Sehingga mengertilah kita mengapa Tu(h)an Allah dalam kitabnya sangat
membenci adanya persembahan-persembahan di bait Allah itu sendiri,
sementara Kerajaan Allah hancur di muka bumi. Selama kerajaan Allah tidak ada
di muka bumi, selama itu pula manusia tidak bisa beribadat kepada Tu(h)an
semesta alam. Bangun dulu kerajaan Allah, baru bisa melakukan peribadatan
kepada-Nya.

Perhatikan Kitab ratapan 2 : 7 : “Tuhan membuang mezbah-Nya, meninggalkan


tempat kudus-Nya, menyerahkan ke dalam tangan seteru tembok puri-purinya.”

Perlu difahami bahwa Kitab Ratapan adalah bani Israel meratap kepada tu(h)an
Allahnya. Itu terjadi ketika kerajaan Allah yang dibangun oleh Musa sudah
hancur berganti dengan kerajaan bangsa-bangsa. Mereka dalam kondisi yang
benar-benar meratap, yakni sangat menderita dan sengsara karena dijajah dan
diperbudak oleh bangsa-bangsa (Babilonia, Media persia, Yunani, Romawi).
Sehingga untuk mengenang itu dibangunlah Tembok Ratapan". Pada saat itu
Tu(h)an membuang Mezbah-Nya, meninggalkan tempat kudus-Nya. Sehingga
mereka (Bani Israel) tidak bisa melakukan persembahan-persembahan lagi di
mezbah atau di tempat-tempat kudus mereka.
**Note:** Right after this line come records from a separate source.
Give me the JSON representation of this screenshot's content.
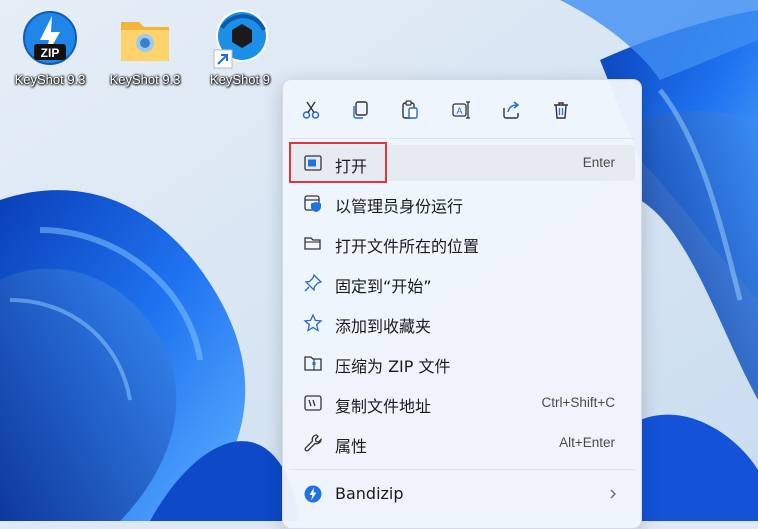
{
  "desktop": {
    "icons": [
      {
        "label": "KeyShot 9.3",
        "icon": "bandizip-zip-icon"
      },
      {
        "label": "KeyShot 9.3",
        "icon": "folder-icon"
      },
      {
        "label": "KeyShot 9",
        "icon": "keyshot-shortcut-icon"
      }
    ]
  },
  "toolbar": {
    "buttons": [
      {
        "icon": "cut-icon"
      },
      {
        "icon": "copy-icon"
      },
      {
        "icon": "paste-icon"
      },
      {
        "icon": "rename-icon"
      },
      {
        "icon": "share-icon"
      },
      {
        "icon": "delete-icon"
      }
    ],
    "accent": "#2b6cc4"
  },
  "menu": {
    "items": [
      {
        "label": "打开",
        "shortcut": "Enter",
        "icon": "open-window-icon",
        "highlighted": true
      },
      {
        "label": "以管理员身份运行",
        "shortcut": "",
        "icon": "shield-run-as-admin-icon"
      },
      {
        "label": "打开文件所在的位置",
        "shortcut": "",
        "icon": "folder-open-icon"
      },
      {
        "label": "固定到“开始”",
        "shortcut": "",
        "icon": "pin-icon"
      },
      {
        "label": "添加到收藏夹",
        "shortcut": "",
        "icon": "star-icon"
      },
      {
        "label": "压缩为 ZIP 文件",
        "shortcut": "",
        "icon": "zip-folder-icon"
      },
      {
        "label": "复制文件地址",
        "shortcut": "Ctrl+Shift+C",
        "icon": "copy-path-icon"
      },
      {
        "label": "属性",
        "shortcut": "Alt+Enter",
        "icon": "wrench-properties-icon"
      }
    ],
    "submenu": {
      "label": "Bandizip",
      "icon": "bandizip-icon",
      "arrow": "chevron-right-icon"
    }
  },
  "colors": {
    "highlight_box": "#e0353b",
    "wallpaper_blue": "#1a5fd6"
  }
}
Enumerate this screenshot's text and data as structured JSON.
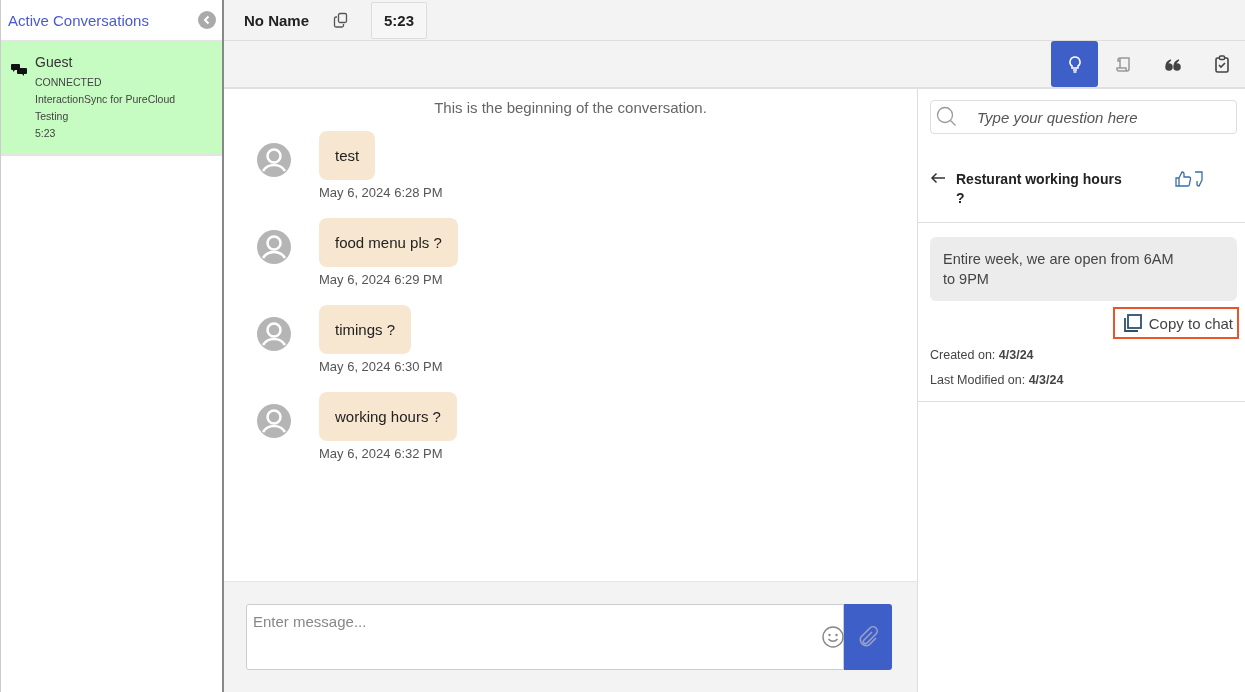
{
  "sidebar": {
    "title": "Active Conversations",
    "items": [
      {
        "name": "Guest",
        "status": "CONNECTED",
        "queue": "InteractionSync for PureCloud Testing",
        "time": "5:23",
        "selected": true
      }
    ]
  },
  "header": {
    "name": "No Name",
    "timer": "5:23"
  },
  "tabs": [
    {
      "kind": "bulb",
      "selected": true
    },
    {
      "kind": "script",
      "selected": false
    },
    {
      "kind": "quote",
      "selected": false
    },
    {
      "kind": "clipboard",
      "selected": false
    }
  ],
  "chat": {
    "intro": "This is the beginning of the conversation.",
    "messages": [
      {
        "text": "test",
        "time": "May 6, 2024 6:28 PM"
      },
      {
        "text": "food menu pls ?",
        "time": "May 6, 2024 6:29 PM"
      },
      {
        "text": "timings ?",
        "time": "May 6, 2024 6:30 PM"
      },
      {
        "text": "working hours ?",
        "time": "May 6, 2024 6:32 PM"
      }
    ],
    "input": {
      "placeholder": "Enter message..."
    }
  },
  "knowledge": {
    "search": {
      "placeholder": "Type your question here"
    },
    "question": "Resturant working hours ?",
    "answer": "Entire week, we are open from 6AM to 9PM",
    "copy": {
      "label": "Copy to chat",
      "focused": true
    },
    "created": "Created on: **4/3/24**",
    "modified": "Last Modified on: **4/3/24**"
  }
}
Setelah meratap sekian abad (ratusan tahun), maka ratapan mereka akhirnya
didengar oleh Tu(h)an Allah. Allah hendak mengampuni dosa-dosa mereka (dosa
karena merusak perjanjian, dosa karena Yerusalem telah jatuh), dengan terlebih
dahulu mereka yakni Bani Israel harus mengadakan ikatan perjanjian dulu
kepada Allah, karena perjanjian yang pertama di waktu Musa (perjanjian lama)
telah mereka khianati. Maka dengan demikian mengertilah kita kenapa ada
perjanjian baru atau perjanjian yang kedua bagi Bani Israel. Perjanjian ini diikat
oleh seoarang pembebas yaitu Yesus atau Isa Al-Masih. Dia-lah yang
membebaskan Bani Israel dari keterkutukan dosa, dan mengangkatnya kembali
menjadi umat yang diberkati oleh Allah.

Tetapi setelah mereka diangkat kembali yang kedua kali oleh Yesus Utusan Allah
untuk menjadi umat yang diberkati, maka setelah sekian abad mereka
menguasai dunia, mereka lupa lagi terhadap perjanjiannya, sama seperti yang
pertama di waktu Musa, mereka merusaknya kembali, dan akhirnya mereka
kembali jatuh menjadi umat kutuk lagi atau umat budak bangsa-bangsa lagi.